Team : APR
Arrival date : 11/01/2022
- Sorbonne Université - LIP6
Boîte courrier 169
Couloir 25-26, Étage 3, Bureau 303
4 place Jussieu
75252 PARIS CEDEX 05
Tel: +33 1 44 27 88 16, Marco.Milanese (at) nulllip6.fr
Supervision : Antoine MINÉ
Under-Approximated Program Analysis and Counter-Example Generation by Abstract Interpretation
The goal of the PhD is to design, prove correct, implement, and experiment on static program analyses to discover executions that are formally guaranteed to be erroneous and, dually, infer sufficient conditions for program correctness.

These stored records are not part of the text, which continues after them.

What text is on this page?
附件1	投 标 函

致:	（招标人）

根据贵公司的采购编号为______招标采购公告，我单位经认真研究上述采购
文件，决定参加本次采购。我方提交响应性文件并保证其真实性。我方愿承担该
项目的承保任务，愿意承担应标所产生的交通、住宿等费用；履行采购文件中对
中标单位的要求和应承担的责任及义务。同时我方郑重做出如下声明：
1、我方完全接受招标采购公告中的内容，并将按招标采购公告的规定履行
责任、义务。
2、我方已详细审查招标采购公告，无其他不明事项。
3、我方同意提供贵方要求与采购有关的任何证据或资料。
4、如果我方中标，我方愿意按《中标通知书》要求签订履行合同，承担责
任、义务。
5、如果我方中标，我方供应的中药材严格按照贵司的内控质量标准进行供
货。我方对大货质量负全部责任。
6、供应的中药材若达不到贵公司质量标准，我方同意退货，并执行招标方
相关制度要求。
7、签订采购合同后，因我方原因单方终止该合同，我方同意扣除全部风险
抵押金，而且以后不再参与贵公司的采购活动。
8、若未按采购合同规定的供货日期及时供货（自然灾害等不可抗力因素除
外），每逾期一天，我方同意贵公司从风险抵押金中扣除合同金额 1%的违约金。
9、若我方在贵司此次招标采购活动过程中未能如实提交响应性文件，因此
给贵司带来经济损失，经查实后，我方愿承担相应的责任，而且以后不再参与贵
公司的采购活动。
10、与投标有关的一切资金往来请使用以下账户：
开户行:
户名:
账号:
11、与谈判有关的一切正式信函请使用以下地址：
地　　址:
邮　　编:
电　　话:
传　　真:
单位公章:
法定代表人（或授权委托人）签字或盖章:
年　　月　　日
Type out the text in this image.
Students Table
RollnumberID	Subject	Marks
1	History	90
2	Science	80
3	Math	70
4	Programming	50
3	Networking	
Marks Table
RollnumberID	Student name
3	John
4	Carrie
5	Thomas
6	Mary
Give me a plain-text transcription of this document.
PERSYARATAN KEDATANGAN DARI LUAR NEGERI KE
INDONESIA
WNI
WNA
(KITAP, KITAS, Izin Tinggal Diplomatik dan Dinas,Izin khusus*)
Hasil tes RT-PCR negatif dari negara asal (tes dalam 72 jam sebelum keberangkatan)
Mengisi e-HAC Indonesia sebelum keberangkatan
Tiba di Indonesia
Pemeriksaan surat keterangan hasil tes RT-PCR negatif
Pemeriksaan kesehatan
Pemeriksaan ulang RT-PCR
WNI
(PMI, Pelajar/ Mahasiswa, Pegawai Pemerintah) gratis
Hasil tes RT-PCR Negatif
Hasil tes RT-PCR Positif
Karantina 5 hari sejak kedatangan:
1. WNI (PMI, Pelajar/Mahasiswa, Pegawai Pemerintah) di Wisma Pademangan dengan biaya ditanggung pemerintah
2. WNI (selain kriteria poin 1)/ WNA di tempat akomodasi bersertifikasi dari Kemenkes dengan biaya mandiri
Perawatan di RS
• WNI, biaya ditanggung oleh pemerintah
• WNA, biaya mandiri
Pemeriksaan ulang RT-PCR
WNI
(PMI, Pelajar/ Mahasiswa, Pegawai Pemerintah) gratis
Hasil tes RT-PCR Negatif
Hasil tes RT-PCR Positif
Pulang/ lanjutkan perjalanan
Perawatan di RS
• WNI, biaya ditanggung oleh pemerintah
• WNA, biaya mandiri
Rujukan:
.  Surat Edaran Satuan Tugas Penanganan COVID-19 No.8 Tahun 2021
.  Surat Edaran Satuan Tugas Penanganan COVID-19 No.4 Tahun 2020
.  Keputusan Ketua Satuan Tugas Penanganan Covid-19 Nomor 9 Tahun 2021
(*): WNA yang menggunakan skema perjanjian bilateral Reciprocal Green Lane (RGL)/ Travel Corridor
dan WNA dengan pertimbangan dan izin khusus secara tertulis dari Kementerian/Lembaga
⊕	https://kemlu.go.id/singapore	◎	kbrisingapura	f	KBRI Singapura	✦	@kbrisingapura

The PhD will rely on the theory of abstract interpretation and develop novel abstractions for under-approximations of program states. The theory and implementation of abstract interpretation is mostly concerned with over-approximating the reachable state set. In case of an alarm, we cannot be certain whether the program is indeed incorrect, or the error is only reported due to over-approximations (so-called false alarm). Backward analyses have been proposed to infer necessary preconditions for the alarms to occur, but they still compute over-approximations and cannot prove the presence of an alarm, leaving the possibility of an inconclusive analysis. The PhD will develop new, effective, theoretically and experimentally-proven under-approximating backward analysis methods based on abstract interpretation to automatically find sufficient conditions in order for certain program behaviors to occur. The implementation and experimentation will be performed within the MOPSA static analysis platform developed in the APR team at LIP6, Sorbonne Université.